Tuesday, November 30, 2010

Wikileaks

   Most people have already seen the headlines about Wikileaks, as well as the outraged blowback from the global leadership.  The details of the content itself are irrelevant, as is the revelation of what people in other nations think about what is being said about them -- I'm sure that Vladimir Putin probably has some distinctly unkind things to say about his counterparts, even as he does business with them.  No one is vain enough to think that nothing bad is said about them or that everyone likes them, even at the level of national leadership. 

   What is relevant from the perspective of the Leibowitz Society is the fact that these secrets were able to be released in the first place.  Much like a bickering family, the global community of nations has its share of arguments, disagreements, and grudges.  Yet there is also a need for national leaderships to be able to talk to each other and sort out these problems and disagreements out of the sight of the public eye where leaders can be frank and not worry about what other nations are thinking of what they are doing, nor worry about public reaction where the public may not have the whole picture. 

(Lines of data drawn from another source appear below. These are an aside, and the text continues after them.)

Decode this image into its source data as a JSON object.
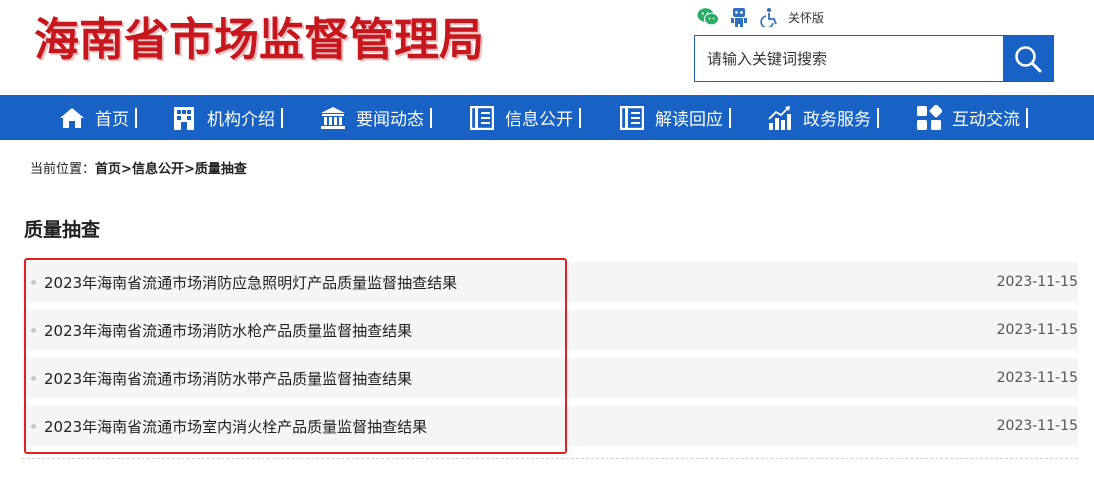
{
  "header": {
    "logo_text": "海南省市场监督管理局",
    "tools": {
      "elder_mode_label": "关怀版"
    },
    "search": {
      "placeholder": "请输入关键词搜索"
    }
  },
  "nav": {
    "items": [
      {
        "label": "首页",
        "icon": "home-icon"
      },
      {
        "label": "机构介绍",
        "icon": "building-icon"
      },
      {
        "label": "要闻动态",
        "icon": "bank-icon"
      },
      {
        "label": "信息公开",
        "icon": "list-book-icon"
      },
      {
        "label": "解读回应",
        "icon": "list-book-icon"
      },
      {
        "label": "政务服务",
        "icon": "bar-chart-icon"
      },
      {
        "label": "互动交流",
        "icon": "grid-icon"
      }
    ]
  },
  "breadcrumb": {
    "prefix": "当前位置：",
    "items": [
      "首页",
      "信息公开",
      "质量抽查"
    ],
    "separator": ">"
  },
  "section": {
    "title": "质量抽查"
  },
  "list": {
    "items": [
      {
        "title": "2023年海南省流通市场消防应急照明灯产品质量监督抽查结果",
        "date": "2023-11-15"
      },
      {
        "title": "2023年海南省流通市场消防水枪产品质量监督抽查结果",
        "date": "2023-11-15"
      },
      {
        "title": "2023年海南省流通市场消防水带产品质量监督抽查结果",
        "date": "2023-11-15"
      },
      {
        "title": "2023年海南省流通市场室内消火栓产品质量监督抽查结果",
        "date": "2023-11-15"
      }
    ]
  },
  "colors": {
    "brand_blue": "#1862c6",
    "logo_red": "#c8161d",
    "highlight_red": "#e02020",
    "wechat_green": "#2aae67"
  }
}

   National leaderships, when they communicate, are using trust as their currency of exchange, in essence.  They have to be able to trust that what is being said is going to stay between them in order to be able to have open and free communication and private.  Now that these leaks have exposed things that weren't meant to be exposed, is this going to lead to a climate where national leaderships begin refusing to discuss private matters, or at least are much more guarded when it comes to these serious matter?  For all the talk of "information wants to be free," the flip side of the coin is that there needs to be some sense of the consequences of releasing some information.

   In a way, this parallels the increasingly shaky monetary system in the world, especially the troubles with the dollar and being tied to the massive United States debt.  Just as nations will begin losing faith in the ability of the currency to reflect any kind of value, they will also begin losing faith in the worthiness of diplomatic communications to resolve problems that might otherwise grow to be more drastic and require more extreme solutions (economic or actual war).  Once nations quit trading with each other and quit talking with each other, we are one more step toward a new Dark Age.

                                                                                   * * *
    I wanted to add a brief note here.  While I talk a lot about how economics, and unsustainable economic practices, are related to ,and contributing to, the next Dark Age, I think it's worth mentioning that humanity can experience a Dark Age from a number of sources, be it war, plague, a meteor strike and so on.  Imagine what the effect would have been on the world had the Black Plague been 95% lethal, instead of around 33%?  Or if we saw a very nasty strain of bird flu erupt?  The odds of all these things happening are not necessarily high, but they are real enough for people to at least put some thought to how to get though them.  I want to encourage people to think of ways how to rebuild afterward, not just survive.